Monday, January 15, 2007

Rod Adams, Nuclear Entrepreneur Contests Green Nuclear Butterfly Views

Nuclear Entrepreneur Rod Adams weighs, I at least give Rod Adams credit for identifying himself. I did not post his comment in the comments section for two reasons.
1. I was not interested in his remarks at end of comments that became a drum beating commercial for the pro-nuke forces, and the industry over seeing them. You can read enough of that on his blog. But then, it only makes sense that a man, and his company, Adams Atomic Engines, Inc hoping to make millions in nuclear power is going to tout the supposed benefits of an industry he is involved in, and wants to do business with. This is especially true when said gentleman and his cohorts stand to lose $100's of thousands in their own investment seed money if the Nuclear Power 2010 juggernaut gets side tracked or derailed...interesting that this former Navy man had the intuitive sense to JUMP IN when he did...especially considering the fact that the NEI's top gun is a former Navy Admiral himself.

2. Most people don't see/read the comments, so thought I would post the meat of Rod Adams remarks right out on the front commentary on his words will be in red. First John Wheeler, now Rod Adams...both of whom publish pro-nuke news podcasts...tell you, someone is watching us here on the Green Nuclear Butterfly, so suppose in that we should feel honored!

Rod Adams has left a new comment on your post.

Your analogy between a nuclear reactor and a steam boiler has a few missing pieces. I am guessing here that Rod Adams missed the part of my post that said a nuclear reactor was a very large boiler on steroids. Obviously, not every internal part of the beast was detailed, as I was making an analogy.

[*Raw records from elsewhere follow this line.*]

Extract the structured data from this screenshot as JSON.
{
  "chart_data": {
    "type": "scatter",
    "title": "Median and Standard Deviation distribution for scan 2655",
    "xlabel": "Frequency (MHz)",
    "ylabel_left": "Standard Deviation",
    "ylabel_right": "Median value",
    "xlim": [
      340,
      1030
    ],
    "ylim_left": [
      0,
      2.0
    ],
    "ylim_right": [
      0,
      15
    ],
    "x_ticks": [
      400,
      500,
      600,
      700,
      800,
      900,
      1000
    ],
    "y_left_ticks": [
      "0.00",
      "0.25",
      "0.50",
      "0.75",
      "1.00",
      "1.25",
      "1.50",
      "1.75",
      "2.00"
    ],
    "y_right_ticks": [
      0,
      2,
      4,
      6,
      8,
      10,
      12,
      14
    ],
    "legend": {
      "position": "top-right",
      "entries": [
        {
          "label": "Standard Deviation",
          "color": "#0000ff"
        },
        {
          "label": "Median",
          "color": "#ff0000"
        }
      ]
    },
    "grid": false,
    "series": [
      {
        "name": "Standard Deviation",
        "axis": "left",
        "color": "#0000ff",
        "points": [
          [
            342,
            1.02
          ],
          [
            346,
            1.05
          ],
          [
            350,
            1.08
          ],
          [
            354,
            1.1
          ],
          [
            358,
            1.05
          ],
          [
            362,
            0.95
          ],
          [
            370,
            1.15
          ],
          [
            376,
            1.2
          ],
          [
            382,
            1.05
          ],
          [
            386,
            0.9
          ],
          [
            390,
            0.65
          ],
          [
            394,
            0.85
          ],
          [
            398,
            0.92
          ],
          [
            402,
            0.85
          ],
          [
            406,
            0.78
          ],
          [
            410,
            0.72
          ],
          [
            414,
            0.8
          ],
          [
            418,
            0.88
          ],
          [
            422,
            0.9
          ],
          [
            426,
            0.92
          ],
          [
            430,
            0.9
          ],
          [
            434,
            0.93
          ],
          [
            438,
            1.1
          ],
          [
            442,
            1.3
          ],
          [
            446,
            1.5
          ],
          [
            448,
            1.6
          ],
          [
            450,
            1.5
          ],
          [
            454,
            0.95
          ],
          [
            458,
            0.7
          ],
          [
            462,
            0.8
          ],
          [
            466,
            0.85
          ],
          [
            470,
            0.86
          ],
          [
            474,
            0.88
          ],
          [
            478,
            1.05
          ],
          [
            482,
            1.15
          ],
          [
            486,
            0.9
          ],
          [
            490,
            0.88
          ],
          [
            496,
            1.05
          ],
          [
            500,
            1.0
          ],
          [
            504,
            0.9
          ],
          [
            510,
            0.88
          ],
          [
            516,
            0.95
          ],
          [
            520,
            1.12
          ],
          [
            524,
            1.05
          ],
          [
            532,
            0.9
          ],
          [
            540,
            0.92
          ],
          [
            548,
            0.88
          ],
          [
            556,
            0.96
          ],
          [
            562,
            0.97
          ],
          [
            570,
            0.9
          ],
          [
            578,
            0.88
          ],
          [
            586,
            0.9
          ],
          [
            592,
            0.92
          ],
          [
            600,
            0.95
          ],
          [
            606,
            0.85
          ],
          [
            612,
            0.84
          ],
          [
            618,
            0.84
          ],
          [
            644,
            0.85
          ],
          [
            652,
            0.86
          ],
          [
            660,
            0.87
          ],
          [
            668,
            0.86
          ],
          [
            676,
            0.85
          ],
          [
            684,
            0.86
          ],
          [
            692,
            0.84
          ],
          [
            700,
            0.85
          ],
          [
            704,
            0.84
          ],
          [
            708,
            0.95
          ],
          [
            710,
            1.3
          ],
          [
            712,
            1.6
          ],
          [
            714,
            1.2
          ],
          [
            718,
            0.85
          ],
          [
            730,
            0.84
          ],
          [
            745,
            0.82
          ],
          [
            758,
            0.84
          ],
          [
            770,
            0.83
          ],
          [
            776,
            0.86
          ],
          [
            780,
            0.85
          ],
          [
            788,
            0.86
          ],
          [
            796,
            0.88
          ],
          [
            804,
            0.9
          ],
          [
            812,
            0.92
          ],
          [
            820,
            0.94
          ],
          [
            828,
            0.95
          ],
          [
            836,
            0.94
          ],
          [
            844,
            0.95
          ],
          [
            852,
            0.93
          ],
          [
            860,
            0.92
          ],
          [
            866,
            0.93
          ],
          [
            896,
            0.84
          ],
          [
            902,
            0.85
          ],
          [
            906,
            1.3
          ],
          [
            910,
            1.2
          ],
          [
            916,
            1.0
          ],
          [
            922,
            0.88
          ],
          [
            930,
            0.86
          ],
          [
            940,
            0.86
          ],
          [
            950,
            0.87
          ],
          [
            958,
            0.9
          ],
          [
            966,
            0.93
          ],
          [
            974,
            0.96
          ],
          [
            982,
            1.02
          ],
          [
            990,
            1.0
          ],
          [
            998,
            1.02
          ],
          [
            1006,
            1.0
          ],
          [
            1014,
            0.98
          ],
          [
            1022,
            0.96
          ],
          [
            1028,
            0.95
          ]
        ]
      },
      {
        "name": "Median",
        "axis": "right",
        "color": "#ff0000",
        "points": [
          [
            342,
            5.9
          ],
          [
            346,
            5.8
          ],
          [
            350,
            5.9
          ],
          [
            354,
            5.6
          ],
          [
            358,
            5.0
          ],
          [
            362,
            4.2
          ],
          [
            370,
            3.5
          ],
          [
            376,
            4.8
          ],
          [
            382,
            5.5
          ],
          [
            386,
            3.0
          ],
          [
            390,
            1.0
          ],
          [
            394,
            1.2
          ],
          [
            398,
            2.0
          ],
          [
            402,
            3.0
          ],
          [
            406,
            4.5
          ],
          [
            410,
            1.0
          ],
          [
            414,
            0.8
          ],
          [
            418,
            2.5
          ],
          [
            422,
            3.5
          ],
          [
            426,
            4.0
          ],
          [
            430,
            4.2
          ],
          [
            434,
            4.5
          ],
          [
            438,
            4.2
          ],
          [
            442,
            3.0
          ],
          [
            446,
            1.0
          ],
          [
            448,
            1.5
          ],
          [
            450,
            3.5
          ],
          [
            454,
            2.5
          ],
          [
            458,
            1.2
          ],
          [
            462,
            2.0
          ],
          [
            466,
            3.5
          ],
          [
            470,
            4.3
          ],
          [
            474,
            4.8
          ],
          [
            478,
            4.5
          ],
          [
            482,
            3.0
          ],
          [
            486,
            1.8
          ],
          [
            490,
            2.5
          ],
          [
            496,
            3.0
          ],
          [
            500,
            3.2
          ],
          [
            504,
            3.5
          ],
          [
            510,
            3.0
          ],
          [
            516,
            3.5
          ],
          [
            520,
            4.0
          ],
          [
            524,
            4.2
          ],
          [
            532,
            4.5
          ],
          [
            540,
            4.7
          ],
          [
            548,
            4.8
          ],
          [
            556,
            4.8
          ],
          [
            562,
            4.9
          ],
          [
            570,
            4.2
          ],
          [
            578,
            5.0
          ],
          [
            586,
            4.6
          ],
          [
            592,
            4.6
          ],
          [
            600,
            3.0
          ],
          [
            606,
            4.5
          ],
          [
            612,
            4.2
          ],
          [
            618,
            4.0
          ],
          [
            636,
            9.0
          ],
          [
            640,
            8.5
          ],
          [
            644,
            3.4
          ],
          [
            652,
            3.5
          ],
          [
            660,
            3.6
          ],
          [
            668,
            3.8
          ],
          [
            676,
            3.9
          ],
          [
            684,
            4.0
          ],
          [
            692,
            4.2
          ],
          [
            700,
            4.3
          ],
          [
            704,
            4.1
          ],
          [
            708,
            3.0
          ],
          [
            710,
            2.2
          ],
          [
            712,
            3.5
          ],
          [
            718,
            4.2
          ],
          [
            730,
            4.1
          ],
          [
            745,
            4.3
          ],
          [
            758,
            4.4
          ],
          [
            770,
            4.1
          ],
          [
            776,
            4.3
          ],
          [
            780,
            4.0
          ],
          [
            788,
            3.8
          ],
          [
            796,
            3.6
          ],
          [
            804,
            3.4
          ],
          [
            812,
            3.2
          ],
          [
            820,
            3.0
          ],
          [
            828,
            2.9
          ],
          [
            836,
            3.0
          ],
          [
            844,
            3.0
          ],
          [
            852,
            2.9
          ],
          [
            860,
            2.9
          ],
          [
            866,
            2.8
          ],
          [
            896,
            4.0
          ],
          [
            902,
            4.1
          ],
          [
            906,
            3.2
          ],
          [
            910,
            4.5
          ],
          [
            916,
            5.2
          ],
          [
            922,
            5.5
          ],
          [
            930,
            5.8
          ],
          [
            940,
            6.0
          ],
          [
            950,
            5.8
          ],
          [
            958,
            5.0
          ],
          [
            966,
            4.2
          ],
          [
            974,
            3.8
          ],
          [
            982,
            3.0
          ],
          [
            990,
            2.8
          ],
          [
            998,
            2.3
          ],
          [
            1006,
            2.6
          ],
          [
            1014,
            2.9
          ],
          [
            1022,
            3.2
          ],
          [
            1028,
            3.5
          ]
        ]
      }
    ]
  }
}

1. The portion of most nuclear power plants that most resembles the "boiler" component of a fossil fuel plant is a steam generator. That is the place where the actual stresses of steam formation take place in a pressurized water reactor. The industry recognizes that these components have a limited lifetime, that is why almost all of the older plants have replaced their steam generators with new ones in order to extend the plant life. These are not patched up, rusty monoliths like you describe, they are completely new (and improved) components that have been subjected to rigorous testing and inspection. Adam doth protest too much. Perhaps he would like to refute the fact that many nuclear reactors, if not all of them have had significant weld repairs inside the reactors themselves? Perhaps he would like to refute the fact that some of this welding is so dangerous that they cannot even send humans in to do said welding...they instead send in fuzzy science robotic welders, and hope for the best.

2. Inspection, welding and repair work are certainly necessary in order to keep nuclear powered steam plants operating - the "balance of plant" portion of a nuclear power plant is just a steam plant and needs the same care and attention as any other steam plant. That is the nature of power generation - it takes large systems full of energetic fluid that works to weaken the system boundaries. Just a STEAM PLANT...Rod Adams own words folks...tell me here Mr. Adams, just a steam plant like the one in Japan's nuclear reactor that KILLED FOUR WORKERS in 2004? That one, in the supposedly safe, secure and vital energy industry you love?

Four dead in Japanese nuclear plant accident

A non-radioactive steam leak killed four people and injured seven in the worst accident at a Japanese nuclear power plant ever. Another worker was reportedly in a critical condition.

No radiation was involved in yesterday's leak and there was no need to evacuate the area around the plant in Mihama, a city 320 kilometres west of Tokyo, officials said.

Prime Minister Junichiro Koizumi vowed to launch a thorough investigation into the accident, which follows a string of safety problems and attempted cover-ups at nuclear power plants in Japan.

Yesterday's accident was caused by a lack of cooling water in the reactor's turbine, said Kimihito Kawabata, a spokesman for plant operator Kansai Electric Power. The steam was believed to be about 270 degrees.

Four workers died after suffering severe burns, said Takanori Amimoto, at the nearby Fukui prefecture government office. He did not know how serious were the conditions of those who were injured.


Anonymous said...

This accident in Japan is an industrial accident that depends not at all on its occurrence at a nuclear power plant. It could happen anywhere... your office, your home, your kids' school... for instance:

"We can learn a lot from a terrible elementary school hot water heater explosion that left six children and one teacher dead 20 years ago in Spencer, OK... It was shortly after noon in the busy cafeteria. Children were seated at tables, enjoying lunch when a concrete wall, which separated the lunchroom from the kitchen, blew in. An 80-gallon water heater had exploded and launched itself skyward. The children seated nearest the wall were crushed and killed as concrete and steel were propelled from the epicenter of the blast. It was a horrific scene. In all, seven were killed and 36 lay injured."

Quoted from:

Porgie Tirebiter, Royce Penstinger and Pinto Bean said...

Interesting, one 80 gallon water heater blew up, and in the process knocked down a CONCRETE AND STEEL REBARB wall killing seven children.

Isn't that the SAME Concrete and steel rebarb a REACTOR is made of? Just wondering you understand.